In 2016, it emerged that the Danish agricultural lobby organisation (Bæredygtig Landbrug) had paid Copenhagen Business School to write a report on the Danish agricultural sector’s comparative advantage (or lack thereof) vis a vis neighbouring countries, focusing on the impact of environmental regulations on competitiveness. While it is not unusual for a lobby organisation to pay for research, what was unusual in this case was that the researcher in question appeared to be in close contact with the organisation and to be actively suppressing data that questioned his findings. The report’s conclusions differed substantially from previous research done by COWI (a consulting company) and Copenhagen University. An article about the case is available at DR in Danish.

With this backdrop, I thought it could be interesting to see if our similarity tools would reveal this orientation in the report, my hypothesis being that it would be more similar to reports published by agricultural lobby organisations than by reports published by other academic institutions.

Naive Bag O’Words

To test this hypothesis, I retrieved a handful of Danish language reports within roughly the same area. I then converted these to text using Apache Tika, created a term matrix and calculated cosine similarity using tools from scikit-learn. The results were not particularly striking: the report in question is most similar to a report by another agricultural lobby organisation (Landbrug & Fødevarer) but the next most similar report is one of those done by COWI.

The image shows these distances projected onto a plane using multidimensional scaling. While a line forms between the lobby organisations’ reports and the CBS report on the one hand, it seems frivolous to read too much into this, given for example, that the KU report is almost as close to the LF report as the CBS report is.

Second effort: Stemming + bigrams

I made an effort at cleaning the results to see if that had an impact on the results. First I stemmed all the words (stemming is normalising a word to its root by removing inflections, for example, eaten and eating both become eat and thus are functionally equivalent for Bag O’Words algorithms) then I created a Document Term Matrix using bigrams instead of single terms. This means that the term matrix was based on groups of two words that were found to be adjacent in the text rather than single words. The result of this process is shown below.

As we can see, this echoes the result of the first analysis; the CBS report is not noticeably more similar to the reports from the agricultural lobby group than it is to the other academic articles from COWI and Copenhagen’s University.

Conclusion

My hypothesis that the CBS report would be shown to be more similar to the Landbrug & Fødevarer documents than the KU and COWI reports was contradicted by the evidence. I was a bit disappointed by this result, but I should have expected it. The Cosine Similarity method is based on the words used in the documents: it says nothing about the conclusions of the reports or of putative ideological bias. In this case, good old fashioned journalism outperformed Text Mining, or at least this version of Text Mining.

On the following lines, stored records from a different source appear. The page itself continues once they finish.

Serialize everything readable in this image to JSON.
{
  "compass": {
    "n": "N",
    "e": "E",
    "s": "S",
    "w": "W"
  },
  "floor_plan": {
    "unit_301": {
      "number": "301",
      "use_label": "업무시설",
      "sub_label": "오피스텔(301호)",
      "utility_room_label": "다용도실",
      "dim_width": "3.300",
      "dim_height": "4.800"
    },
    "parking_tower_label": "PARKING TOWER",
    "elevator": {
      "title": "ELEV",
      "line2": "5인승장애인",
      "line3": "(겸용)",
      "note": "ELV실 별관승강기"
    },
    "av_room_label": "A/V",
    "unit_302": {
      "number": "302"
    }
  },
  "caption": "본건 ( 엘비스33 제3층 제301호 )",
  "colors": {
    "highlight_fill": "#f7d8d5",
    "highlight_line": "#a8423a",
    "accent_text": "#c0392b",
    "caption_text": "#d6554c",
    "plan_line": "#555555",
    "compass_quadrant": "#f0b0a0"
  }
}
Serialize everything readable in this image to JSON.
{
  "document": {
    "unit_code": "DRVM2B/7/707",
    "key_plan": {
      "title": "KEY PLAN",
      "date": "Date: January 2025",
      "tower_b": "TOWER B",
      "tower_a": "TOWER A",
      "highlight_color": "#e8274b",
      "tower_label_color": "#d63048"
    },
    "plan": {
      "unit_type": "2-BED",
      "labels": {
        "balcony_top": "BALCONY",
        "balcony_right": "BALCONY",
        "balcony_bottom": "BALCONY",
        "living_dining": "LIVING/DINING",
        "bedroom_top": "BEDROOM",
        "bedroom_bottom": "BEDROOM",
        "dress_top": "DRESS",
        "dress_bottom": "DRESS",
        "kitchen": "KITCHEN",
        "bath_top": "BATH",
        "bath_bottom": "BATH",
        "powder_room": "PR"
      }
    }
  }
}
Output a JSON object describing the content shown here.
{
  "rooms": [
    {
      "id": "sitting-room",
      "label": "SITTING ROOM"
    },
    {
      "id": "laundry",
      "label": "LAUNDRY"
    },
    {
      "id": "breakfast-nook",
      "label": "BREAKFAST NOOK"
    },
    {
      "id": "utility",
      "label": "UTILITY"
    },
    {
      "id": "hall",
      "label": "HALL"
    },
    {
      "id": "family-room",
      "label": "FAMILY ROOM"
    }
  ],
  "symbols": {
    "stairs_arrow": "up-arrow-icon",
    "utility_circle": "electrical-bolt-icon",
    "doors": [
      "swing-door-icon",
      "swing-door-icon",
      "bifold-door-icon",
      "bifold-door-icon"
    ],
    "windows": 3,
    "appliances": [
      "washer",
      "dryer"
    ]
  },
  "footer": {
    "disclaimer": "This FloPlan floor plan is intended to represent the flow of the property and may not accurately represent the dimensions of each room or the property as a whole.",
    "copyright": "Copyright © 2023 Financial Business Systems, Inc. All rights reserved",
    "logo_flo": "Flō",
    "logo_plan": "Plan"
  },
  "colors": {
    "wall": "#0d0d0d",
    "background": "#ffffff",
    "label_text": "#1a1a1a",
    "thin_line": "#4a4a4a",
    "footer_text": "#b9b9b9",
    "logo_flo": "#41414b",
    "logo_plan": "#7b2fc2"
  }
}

I also probably need a larger dataset in order to derive meaningful conclusions. Unfortunately, I fear the set of possible documents is quite small given the highly specialised subject matter and the relatively small language base. While there has been a lot written about agriculture in Danish, it is important to get documents with a similar form in order to minimise differences caused by a different register corresponding to the specific document type.

Ah well, learning experience and all that.